Your question is posing a false dichotomy. Many legal theorists would argue that strong contract and tort law that supports individual rights is thereby supporting the public interest.
In general, American contract law provides a general framework for private parties to enter into and enforce agreements. Tort law protects individuals by providing a remedy for personal harms. In both cases, serving the needs of the individual citizen also serves the needs of the public at large.
Contract and Tort law are from the common law. The main purpose of contract law is to encourage people to make binding agreements, it usually dealt with employer-employee relationship types.
Enforcing agreements legally creates a more stable society overall. It keeps people from "crossing their fingers" to their own benefit and allows for people receive damages or force the person to fulfill the promise they made.
Tort laws were the same. It allowed for people to receive compensation for wrongs done to them. In this sense the two areas of law protect the public interest.
Tort law is based on rights of property and freedom from physical injury. So they definitely protect individual rights.

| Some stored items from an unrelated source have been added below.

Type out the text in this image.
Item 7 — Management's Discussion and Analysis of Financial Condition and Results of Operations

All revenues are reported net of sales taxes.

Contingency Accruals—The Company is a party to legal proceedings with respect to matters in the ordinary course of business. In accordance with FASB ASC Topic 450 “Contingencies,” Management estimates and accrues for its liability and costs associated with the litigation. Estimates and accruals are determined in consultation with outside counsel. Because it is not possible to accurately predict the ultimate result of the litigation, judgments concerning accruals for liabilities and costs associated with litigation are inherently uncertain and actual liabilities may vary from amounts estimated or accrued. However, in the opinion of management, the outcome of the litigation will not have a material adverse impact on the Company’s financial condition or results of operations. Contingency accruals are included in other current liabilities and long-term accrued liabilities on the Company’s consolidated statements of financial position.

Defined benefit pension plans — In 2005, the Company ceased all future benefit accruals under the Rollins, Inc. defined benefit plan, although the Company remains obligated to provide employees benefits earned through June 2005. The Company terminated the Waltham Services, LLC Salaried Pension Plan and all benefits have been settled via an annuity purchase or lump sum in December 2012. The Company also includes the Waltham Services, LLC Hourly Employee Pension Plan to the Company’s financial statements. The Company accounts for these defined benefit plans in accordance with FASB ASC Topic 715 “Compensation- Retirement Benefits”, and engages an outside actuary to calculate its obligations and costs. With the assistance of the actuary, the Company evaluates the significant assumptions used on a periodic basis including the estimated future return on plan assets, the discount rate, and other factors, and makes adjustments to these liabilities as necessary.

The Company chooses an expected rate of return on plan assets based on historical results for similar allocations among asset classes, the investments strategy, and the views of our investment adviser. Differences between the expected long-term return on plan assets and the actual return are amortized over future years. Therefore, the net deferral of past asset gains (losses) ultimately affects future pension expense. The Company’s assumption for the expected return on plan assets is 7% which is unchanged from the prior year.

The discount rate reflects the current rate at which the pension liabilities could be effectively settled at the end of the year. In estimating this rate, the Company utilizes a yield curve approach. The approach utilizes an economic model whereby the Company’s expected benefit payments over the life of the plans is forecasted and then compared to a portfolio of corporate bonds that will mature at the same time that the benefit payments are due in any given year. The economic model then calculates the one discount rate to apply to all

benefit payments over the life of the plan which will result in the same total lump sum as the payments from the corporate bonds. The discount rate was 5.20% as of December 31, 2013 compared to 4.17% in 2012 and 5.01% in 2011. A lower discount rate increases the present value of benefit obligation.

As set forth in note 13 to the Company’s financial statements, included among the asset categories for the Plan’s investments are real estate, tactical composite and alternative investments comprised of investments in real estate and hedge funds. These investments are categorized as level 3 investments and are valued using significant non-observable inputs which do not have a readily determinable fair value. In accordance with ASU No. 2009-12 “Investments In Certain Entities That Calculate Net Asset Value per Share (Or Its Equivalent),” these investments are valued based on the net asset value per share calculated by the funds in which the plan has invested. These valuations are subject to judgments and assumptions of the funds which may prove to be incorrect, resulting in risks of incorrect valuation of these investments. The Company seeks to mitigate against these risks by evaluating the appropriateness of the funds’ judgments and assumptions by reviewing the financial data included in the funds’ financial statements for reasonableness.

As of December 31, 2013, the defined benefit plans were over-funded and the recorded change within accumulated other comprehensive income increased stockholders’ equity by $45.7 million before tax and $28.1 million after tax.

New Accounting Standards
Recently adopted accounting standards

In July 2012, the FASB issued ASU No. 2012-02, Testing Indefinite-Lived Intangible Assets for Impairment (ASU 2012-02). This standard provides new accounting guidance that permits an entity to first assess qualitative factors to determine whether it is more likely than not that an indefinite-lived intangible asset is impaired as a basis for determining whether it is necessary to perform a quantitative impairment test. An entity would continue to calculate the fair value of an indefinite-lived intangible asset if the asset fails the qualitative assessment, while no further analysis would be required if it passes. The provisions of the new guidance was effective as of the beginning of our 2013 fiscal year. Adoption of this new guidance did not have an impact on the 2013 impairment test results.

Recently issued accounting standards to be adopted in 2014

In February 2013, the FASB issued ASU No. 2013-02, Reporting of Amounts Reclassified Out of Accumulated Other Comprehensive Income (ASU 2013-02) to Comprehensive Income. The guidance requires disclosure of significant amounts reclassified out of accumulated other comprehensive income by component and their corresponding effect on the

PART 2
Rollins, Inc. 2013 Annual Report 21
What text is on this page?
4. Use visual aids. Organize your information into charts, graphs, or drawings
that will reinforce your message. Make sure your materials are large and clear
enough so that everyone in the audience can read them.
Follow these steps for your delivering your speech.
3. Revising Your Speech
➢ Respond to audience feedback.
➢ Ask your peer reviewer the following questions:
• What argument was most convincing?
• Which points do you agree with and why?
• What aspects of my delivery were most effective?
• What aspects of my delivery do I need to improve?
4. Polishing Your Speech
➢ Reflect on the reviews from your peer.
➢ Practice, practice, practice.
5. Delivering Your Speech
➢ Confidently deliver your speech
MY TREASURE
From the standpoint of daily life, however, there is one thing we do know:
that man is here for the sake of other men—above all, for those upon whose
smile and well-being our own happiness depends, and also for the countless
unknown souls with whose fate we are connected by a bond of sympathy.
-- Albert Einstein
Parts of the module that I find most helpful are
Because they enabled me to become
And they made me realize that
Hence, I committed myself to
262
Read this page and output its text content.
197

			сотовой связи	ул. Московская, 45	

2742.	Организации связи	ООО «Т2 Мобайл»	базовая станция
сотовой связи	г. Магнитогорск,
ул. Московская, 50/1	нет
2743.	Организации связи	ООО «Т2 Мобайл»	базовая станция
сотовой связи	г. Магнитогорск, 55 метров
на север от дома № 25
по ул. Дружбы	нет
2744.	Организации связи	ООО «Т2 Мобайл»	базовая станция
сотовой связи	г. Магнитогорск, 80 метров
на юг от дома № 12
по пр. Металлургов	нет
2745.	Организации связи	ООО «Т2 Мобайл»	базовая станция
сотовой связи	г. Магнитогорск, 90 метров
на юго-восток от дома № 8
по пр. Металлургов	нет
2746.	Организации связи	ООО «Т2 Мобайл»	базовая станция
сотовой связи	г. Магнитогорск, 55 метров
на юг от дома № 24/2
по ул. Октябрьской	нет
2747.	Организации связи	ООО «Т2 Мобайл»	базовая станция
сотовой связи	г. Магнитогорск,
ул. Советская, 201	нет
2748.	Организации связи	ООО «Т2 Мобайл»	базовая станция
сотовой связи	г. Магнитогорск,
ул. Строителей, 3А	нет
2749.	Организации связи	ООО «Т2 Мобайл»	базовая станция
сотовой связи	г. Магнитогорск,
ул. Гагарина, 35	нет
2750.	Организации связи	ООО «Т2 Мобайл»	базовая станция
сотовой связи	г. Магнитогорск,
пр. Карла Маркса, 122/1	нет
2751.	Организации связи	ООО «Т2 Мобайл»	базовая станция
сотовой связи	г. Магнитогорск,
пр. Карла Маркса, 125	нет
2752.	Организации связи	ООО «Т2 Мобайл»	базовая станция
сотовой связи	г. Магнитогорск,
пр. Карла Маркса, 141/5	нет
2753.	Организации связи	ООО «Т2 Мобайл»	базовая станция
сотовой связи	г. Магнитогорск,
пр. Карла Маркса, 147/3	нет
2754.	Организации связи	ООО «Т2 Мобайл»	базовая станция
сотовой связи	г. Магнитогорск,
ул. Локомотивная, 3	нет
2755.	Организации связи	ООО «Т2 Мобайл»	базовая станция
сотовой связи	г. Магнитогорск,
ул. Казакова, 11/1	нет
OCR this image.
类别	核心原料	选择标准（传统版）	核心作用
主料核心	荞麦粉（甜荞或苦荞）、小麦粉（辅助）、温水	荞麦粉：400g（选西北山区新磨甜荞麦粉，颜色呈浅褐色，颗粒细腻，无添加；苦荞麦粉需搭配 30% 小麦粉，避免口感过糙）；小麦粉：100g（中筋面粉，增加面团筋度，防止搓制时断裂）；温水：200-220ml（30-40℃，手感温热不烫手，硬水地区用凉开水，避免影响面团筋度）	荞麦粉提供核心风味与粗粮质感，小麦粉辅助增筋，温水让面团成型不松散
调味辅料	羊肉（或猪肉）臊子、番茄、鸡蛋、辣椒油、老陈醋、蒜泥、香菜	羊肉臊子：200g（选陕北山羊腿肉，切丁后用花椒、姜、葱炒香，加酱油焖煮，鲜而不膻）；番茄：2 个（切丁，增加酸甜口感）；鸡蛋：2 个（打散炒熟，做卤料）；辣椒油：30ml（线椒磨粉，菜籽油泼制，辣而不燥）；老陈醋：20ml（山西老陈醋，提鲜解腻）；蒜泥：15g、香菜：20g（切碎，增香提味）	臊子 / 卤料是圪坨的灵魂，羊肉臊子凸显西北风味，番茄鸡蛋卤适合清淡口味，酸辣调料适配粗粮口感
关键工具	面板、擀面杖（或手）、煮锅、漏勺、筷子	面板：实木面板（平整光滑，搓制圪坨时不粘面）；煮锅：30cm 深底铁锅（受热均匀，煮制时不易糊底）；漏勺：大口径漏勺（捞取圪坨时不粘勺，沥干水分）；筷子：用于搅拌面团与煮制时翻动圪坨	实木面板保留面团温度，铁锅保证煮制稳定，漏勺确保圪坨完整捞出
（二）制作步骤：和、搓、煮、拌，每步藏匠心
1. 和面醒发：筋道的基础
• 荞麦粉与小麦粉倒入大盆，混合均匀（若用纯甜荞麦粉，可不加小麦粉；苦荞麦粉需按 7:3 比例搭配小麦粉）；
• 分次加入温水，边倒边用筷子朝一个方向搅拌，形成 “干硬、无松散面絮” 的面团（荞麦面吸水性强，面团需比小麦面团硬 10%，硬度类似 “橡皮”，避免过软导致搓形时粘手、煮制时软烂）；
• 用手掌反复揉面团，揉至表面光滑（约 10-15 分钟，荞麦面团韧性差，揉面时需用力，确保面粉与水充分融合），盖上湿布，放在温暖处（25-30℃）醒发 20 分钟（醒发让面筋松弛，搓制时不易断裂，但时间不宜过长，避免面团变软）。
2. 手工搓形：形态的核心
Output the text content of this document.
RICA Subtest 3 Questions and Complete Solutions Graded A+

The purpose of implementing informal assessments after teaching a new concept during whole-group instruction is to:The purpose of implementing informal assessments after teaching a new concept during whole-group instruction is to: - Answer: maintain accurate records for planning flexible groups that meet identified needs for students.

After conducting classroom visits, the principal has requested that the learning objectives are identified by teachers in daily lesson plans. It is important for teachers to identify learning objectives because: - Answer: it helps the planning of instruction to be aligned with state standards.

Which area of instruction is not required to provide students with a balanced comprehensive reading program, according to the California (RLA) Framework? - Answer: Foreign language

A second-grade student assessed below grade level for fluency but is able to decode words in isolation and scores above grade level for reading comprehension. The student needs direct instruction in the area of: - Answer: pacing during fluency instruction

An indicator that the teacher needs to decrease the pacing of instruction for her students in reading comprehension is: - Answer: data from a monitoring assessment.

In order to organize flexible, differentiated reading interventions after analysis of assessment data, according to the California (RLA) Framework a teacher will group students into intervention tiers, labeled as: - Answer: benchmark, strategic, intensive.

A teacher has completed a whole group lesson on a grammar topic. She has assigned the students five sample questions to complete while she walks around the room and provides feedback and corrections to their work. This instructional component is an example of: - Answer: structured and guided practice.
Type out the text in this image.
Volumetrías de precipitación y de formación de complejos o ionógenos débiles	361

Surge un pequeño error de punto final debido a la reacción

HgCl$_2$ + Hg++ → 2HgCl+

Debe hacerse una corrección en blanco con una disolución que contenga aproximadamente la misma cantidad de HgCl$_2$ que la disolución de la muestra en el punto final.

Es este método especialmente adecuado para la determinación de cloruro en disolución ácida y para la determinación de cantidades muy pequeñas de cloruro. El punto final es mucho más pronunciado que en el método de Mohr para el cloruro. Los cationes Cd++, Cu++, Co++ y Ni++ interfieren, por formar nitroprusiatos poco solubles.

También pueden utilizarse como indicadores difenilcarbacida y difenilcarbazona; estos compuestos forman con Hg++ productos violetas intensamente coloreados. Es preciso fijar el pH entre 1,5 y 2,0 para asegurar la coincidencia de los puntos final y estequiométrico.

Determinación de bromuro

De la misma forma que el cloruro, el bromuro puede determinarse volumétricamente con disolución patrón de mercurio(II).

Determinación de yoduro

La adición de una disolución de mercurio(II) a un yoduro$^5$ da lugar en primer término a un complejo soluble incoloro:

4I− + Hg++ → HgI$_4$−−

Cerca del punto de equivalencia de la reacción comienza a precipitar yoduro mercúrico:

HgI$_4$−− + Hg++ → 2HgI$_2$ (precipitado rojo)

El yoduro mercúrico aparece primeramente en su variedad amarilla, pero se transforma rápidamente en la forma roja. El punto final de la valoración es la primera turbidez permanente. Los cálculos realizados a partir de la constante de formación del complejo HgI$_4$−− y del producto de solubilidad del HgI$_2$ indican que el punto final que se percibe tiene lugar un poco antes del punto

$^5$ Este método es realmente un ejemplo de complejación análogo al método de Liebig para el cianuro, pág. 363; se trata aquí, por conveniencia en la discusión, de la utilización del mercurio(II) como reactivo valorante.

Contracts can cause people to give up certain rights, but its based upon a voluntary agreement. One can gain rights because of a contract and also lose rights, or both at the same time. It depends on the agreement, but sacrificing rights or gaining them in an agreement might not be as good or bad as you think. One might have to give up the right to have a managing interest in a partnership, but they don't have to invest as much money and possibly be less liable for monetary losses. One may gain the right to leave a contract at will whenever they want but that may mean sacrificing something else.
IANAL, so the more general definitions of contract and tort law are best left to someone else, but I will say that in antebellum era Supreme Court cases, the nature of contracts was at times pitted against the (perceived) public good, and how it was handled depended on who was Chief Justice at the time.
Two main examples are Dartmouth College v. Woodward, presided over by John Marshall, and Charles River Bridge v. Warren Bridge, presided over by Roger Taney before he made the Dred Scott decision.
In Dartmouth, Marshall upheld the absolute inviolability of contracts over the arguments that it needed to be declared void for the public good. One could argue, as Marshall certainly did, that the sanctity of contracts was for the public good, but one can see the nuance at play here.
In Charles River Bridge, Taney ruled (in his mind) in favor of the public interest and against the inviolability of contracts.